К 80-летию Толстого мой дед, накануне своей первой и единственной встречи с Толстым, писал: «Толстой — существо громадное и страшное, прожившее не одну, а несколько человеческих жизней. И при том таких, каких странно и страшно прожить одному человеку» (Православная община, № 48, М.: 1998, с. 105)
Ради полноты заметим, Толстой заметил эту журналистику Петра Бернгардовича Струве еще до встречи с ним.
Читал о себе глупую статью по случаю Эртеля {П. Б. Струве. На разные темы // Русская мысль, 1909, № 5, о «Письмах А. И. Эртеля» с критикой догматической морали Толстого} — и стало неприятно, и не мог восстановить спокойствия и твердости в Боге (19.5.1909).
Для Струве Толстой не делает поправки к своему осуждению как для Горького делает. Как понять, в Горьком он еще видит чему надо помогать, в Струве не видит?
Приехали Стахович Александр и Струве. Мало интересны и тяжелы, особенно Струве. Читал им напрасно «О науке» и напрасно говорил. Нынче очень мало спал и слаб. На душе не дурно (13.8.1909 // <ПСС, т. 57>).
Со Струве Толстой пытается завязать разговор — и бросает.

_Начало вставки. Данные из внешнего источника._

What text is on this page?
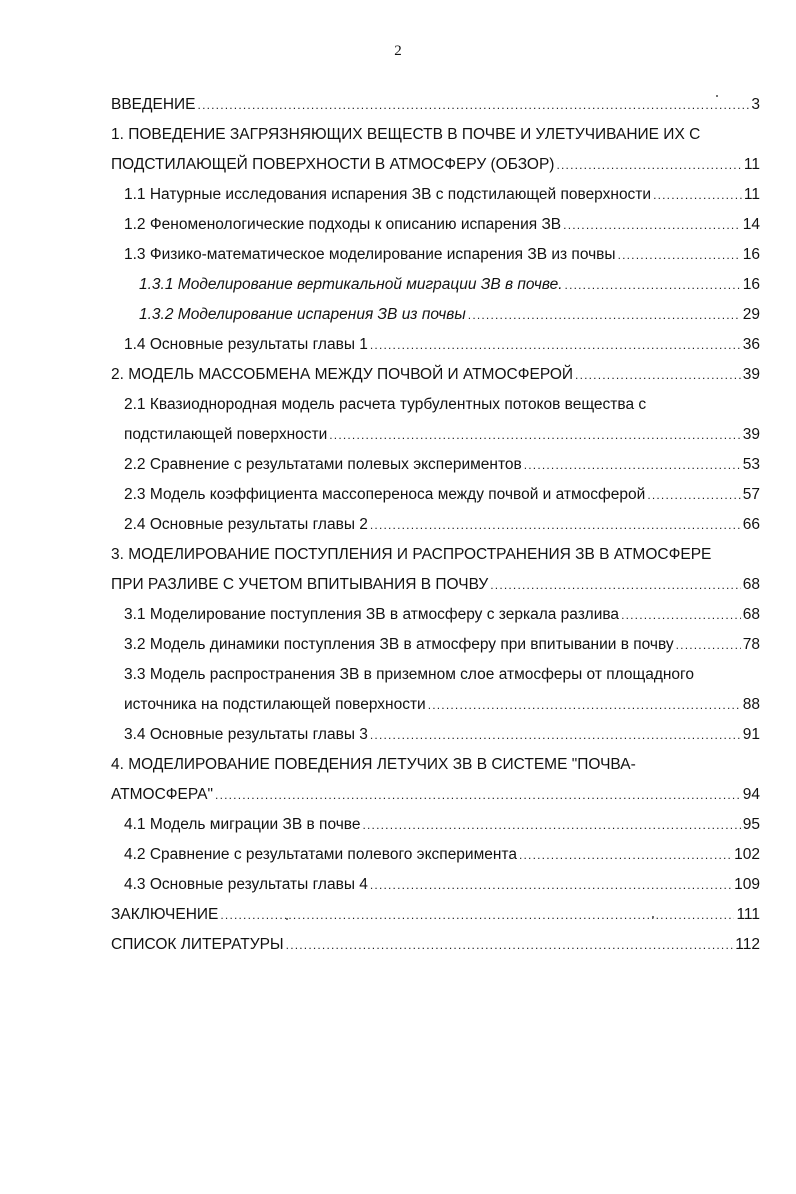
2
ВВЕДЕНИЕ .....	3
1. ПОВЕДЕНИЕ ЗАГРЯЗНЯЮЩИХ ВЕЩЕСТВ В ПОЧВЕ И УЛЕТУЧИВАНИЕ ИХ С
ПОДСТИЛАЮЩЕЙ ПОВЕРХНОСТИ В АТМОСФЕРУ (ОБЗОР) .....	11
1.1 Натурные исследования испарения ЗВ с подстилающей поверхности .....	11
1.2 Феноменологические подходы к описанию испарения ЗВ .....	14
1.3 Физико-математическое моделирование испарения ЗВ из почвы .....	16
1.3.1 Моделирование вертикальной миграции ЗВ в почве. .....	16
1.3.2 Моделирование испарения ЗВ из почвы .....	29
1.4 Основные результаты главы 1 .....	36
2. МОДЕЛЬ МАССОБМЕНА МЕЖДУ ПОЧВОЙ И АТМОСФЕРОЙ .....	39
2.1 Квазиоднородная модель расчета турбулентных потоков вещества с
подстилающей поверхности .....	39
2.2 Сравнение с результатами полевых экспериментов .....	53
2.3 Модель коэффициента массопереноса между почвой и атмосферой .....	57
2.4 Основные результаты главы 2 .....	66
3. МОДЕЛИРОВАНИЕ ПОСТУПЛЕНИЯ И РАСПРОСТРАНЕНИЯ ЗВ В АТМОСФЕРЕ
ПРИ РАЗЛИВЕ С УЧЕТОМ ВПИТЫВАНИЯ В ПОЧВУ .....	68
3.1 Моделирование поступления ЗВ в атмосферу с зеркала разлива .....	68
3.2 Модель динамики поступления ЗВ в атмосферу при впитывании в почву .....	78
3.3 Модель распространения ЗВ в приземном слое атмосферы от площадного
источника на подстилающей поверхности .....	88
3.4 Основные результаты главы 3 .....	91
4. МОДЕЛИРОВАНИЕ ПОВЕДЕНИЯ ЛЕТУЧИХ ЗВ В СИСТЕМЕ "ПОЧВА-
АТМОСФЕРА" .....	94
4.1 Модель миграции ЗВ в почве .....	95
4.2 Сравнение с результатами полевого эксперимента .....	102
4.3 Основные результаты главы 4 .....	109
ЗАКЛЮЧЕНИЕ .....	111
СПИСОК ЛИТЕРАТУРЫ .....	112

Два дня пропустил и совсем не заметил этого: так был слаб последние дни. Нынче как будто посвежее, но утром ничего не делал, кроме изменения ответа Струве {Струве («Роковые вопросы» в «Русской мысли» 1909, № 10) был против статьи Толстого о революции, «Неизбежный переворот», опубликована в сокращении «Русские ведомости» 10.9.1909, № 207} и нескольких писем (14.10.1909).